A wise man knows whatever he says, but doesn’t say all that he knows. A fool says whatever he knows, but doesn’t know all that he says.—Yiddish proverb. As a CEO, he has a responsibility to not cause panic sell-offs by his words and actions. There are criminal penalties for doing that.
” Anybody in the stock market that freaked out about this is an idiot who shouldn’t be in the stock market.”
Anybody who would buy overpriced, overrated stock like Amazon is in for a rude lesson in life. That’s beside the point. He is not allowed to freak out idiots who bought his stock. If it turns out that he was manipulating his stocks in order to personally profit, it’s jail-time for Bezos (in a fair world, that is).
So what and so what and so what. Really this article is from OVER 2 YEARS AGO. Has nothing to do with any changes in stock price this week. You are showing exactly why ass-u-me is a bad habit. There’s nothing suspicious about saying something and having the stock price change 25 MONTHS later. It’s not probable cause, it fake news.
Oh look then you turn around and say Amazon stock is overpriced. Thus giving a much better reason why the price may have dropped than a TWO YEAR OLD STATEMENT.
Face it, you’re full of crap, making things up just to sound smart. But you don’t sound smart. You sound silly. Find something he said 2 weeks ago. Then MAYBE you’ve got something. This ain’t cutting it, this is just you ass grabbing.
Ecclesiastes and free enterprise.
I have heard talk of a push to unionize Amazon workers ...
Forget about the warehouses, they will be automated soon. I know folks who work in AWS and other tech areas of amazon and they love the innovative atmosphere and the low bureaucracy.
yep, its the same with kingdoms and countries. They all fail eventually.
Bezos is just stating a fact.
“Sears didn’t fail because it was too old, cronyism and bad leadership did them in.”
Maybe getting old is synonymous with cronyism and bad leadership.
Cut all trade with China and Amazon is out of business
Sears could have been Amazon, if they had had leadership with vision.

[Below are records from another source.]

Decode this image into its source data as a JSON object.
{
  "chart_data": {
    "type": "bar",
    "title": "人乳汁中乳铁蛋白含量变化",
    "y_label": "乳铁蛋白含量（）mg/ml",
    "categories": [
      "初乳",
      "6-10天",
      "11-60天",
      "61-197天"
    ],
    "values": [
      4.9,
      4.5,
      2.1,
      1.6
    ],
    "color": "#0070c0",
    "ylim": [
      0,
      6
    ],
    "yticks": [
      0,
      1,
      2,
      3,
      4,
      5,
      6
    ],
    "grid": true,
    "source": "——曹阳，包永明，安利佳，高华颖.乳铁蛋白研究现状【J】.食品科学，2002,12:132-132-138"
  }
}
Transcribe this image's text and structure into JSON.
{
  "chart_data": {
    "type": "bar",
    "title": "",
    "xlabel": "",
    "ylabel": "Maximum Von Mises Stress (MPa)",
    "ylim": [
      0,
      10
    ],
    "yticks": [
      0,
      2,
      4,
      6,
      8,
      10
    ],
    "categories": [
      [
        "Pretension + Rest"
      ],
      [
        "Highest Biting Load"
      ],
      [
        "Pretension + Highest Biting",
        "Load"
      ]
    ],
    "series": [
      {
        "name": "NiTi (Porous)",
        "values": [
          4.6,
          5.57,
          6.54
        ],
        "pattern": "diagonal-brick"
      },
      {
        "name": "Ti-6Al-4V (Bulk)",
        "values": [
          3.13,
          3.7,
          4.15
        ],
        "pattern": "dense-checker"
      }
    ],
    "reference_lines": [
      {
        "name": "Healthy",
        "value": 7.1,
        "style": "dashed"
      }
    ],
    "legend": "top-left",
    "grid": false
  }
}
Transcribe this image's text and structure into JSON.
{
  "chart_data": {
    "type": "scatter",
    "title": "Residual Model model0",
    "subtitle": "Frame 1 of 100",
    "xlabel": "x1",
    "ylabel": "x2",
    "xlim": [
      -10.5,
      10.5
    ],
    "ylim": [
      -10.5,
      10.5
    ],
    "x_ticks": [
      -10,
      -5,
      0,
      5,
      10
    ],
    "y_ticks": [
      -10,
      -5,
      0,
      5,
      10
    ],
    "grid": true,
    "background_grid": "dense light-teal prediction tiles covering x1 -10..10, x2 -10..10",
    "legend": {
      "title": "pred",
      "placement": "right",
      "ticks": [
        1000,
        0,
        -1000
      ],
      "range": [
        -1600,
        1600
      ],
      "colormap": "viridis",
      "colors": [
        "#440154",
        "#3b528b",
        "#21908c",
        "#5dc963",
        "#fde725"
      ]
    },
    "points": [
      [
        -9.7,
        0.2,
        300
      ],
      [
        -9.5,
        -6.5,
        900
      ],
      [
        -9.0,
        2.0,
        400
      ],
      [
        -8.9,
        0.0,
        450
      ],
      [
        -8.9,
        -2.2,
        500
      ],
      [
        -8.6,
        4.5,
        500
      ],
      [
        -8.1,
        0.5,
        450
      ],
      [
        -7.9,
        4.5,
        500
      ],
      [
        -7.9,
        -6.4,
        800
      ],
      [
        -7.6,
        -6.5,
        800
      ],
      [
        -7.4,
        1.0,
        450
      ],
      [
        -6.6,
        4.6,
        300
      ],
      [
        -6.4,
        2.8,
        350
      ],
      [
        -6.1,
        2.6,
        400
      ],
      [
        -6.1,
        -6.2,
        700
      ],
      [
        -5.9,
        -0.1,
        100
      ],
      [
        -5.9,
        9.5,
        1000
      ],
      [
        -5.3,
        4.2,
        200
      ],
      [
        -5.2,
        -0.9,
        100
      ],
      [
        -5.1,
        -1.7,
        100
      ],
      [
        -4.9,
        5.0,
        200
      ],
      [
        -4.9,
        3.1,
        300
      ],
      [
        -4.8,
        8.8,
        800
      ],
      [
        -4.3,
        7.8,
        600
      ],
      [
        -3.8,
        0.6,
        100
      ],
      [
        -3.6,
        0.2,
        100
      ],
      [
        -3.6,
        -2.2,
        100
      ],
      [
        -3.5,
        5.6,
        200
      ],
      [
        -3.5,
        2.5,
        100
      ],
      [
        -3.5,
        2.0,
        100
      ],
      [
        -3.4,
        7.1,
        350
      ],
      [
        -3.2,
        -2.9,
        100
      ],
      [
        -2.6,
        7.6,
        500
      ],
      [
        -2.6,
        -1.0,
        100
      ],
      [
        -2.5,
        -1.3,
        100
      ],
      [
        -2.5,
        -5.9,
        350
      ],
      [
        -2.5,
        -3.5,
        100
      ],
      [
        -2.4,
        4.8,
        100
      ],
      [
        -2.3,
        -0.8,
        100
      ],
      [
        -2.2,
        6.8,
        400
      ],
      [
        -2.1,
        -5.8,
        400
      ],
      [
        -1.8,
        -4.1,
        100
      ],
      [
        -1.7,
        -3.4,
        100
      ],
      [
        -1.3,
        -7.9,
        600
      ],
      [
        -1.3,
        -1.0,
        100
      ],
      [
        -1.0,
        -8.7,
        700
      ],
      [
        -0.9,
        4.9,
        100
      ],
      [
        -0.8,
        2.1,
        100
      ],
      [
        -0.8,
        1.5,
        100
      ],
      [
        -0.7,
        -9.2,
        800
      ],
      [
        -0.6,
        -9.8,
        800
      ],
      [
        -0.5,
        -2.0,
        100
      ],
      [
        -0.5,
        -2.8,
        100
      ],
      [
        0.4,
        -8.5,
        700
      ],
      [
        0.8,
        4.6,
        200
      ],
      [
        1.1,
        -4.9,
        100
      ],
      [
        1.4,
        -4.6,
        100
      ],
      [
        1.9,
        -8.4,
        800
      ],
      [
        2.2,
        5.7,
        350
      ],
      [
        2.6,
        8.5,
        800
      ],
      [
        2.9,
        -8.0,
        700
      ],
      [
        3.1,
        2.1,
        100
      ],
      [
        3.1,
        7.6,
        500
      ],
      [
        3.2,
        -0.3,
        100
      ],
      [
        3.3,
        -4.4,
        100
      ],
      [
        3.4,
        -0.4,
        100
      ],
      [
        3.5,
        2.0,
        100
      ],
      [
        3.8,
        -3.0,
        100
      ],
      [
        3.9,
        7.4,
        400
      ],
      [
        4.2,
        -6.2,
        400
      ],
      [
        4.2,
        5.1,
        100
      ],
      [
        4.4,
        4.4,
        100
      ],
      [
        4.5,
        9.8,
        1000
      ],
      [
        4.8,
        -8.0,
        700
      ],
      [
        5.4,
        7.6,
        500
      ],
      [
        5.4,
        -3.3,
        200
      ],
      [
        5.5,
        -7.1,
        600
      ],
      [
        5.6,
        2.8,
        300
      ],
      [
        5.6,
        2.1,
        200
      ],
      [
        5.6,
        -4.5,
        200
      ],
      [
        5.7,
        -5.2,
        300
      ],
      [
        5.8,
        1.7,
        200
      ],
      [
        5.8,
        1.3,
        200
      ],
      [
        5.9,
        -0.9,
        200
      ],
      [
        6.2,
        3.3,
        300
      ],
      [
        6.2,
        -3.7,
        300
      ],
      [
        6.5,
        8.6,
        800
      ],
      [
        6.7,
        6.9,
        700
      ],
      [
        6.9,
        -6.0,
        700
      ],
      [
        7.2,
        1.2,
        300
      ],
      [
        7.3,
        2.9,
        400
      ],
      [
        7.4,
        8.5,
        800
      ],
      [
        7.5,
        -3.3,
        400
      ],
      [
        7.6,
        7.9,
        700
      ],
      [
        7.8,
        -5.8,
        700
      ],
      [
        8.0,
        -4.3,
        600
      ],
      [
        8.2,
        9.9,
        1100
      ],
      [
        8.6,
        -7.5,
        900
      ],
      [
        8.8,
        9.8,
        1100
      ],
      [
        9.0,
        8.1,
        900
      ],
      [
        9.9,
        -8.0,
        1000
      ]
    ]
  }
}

Sears WAS the Amazon of its time.
One of the hardest things for a successful manager to do is change the operating procedures that made him a success.
Adapt or die.
Bezos has made the same comment dozens of times since he started Amazon. It’s basically just a truth of business. All businesses fail eventually. Be in in a year or 150 years. He wasn’t predicting Amazon’s imninent demise. He was simply waxing philosophical about universal business truths. Weird how this time the markets took him seriously though.
Bezos is being philosophical.
He’s not saying Amazon is failing now. He’s saying, eventually, all businesses fail—just as all nations eventually fail (including the USA).
IMHO, the biggest threat to Amazon at the moment are Chinese counterfeit products. When Amazon opened the door to independent sellers, it opened Pandora’s box. Amazon has been flooded by cheap, Chinese knockoffs and outright fake products.
I think twice about buying anything from Amazon anymore, because I can’t be sure the product is genuine.
Nike withdrew all its products from Amazon, because there were so many counterfeit Nike products. Yet, are still Nike products all over Amazon. How many of those products are fakes? I’d venture most of them are, considering Nike doesn’t sell on Amazon.
And what is Amazon doing about it? It seems nothing.
Eventually this is going to catch up with them.
Yep, there's an interesting Youtube video on the rise and fall of Sears. They and Montgomery Wards (also gone) once ruled the non-grocery retail business. Sears was particularly interesting though, when Amazon was just getting started some of the more visionary employees thought Sears should use their billions and crush Amazon and conquer the internet retail market (and they easily could have). The CEO at the time shot down the proposal calling internet retail a "fad" and stated that customers would always prefer a physical catalog to shop out of.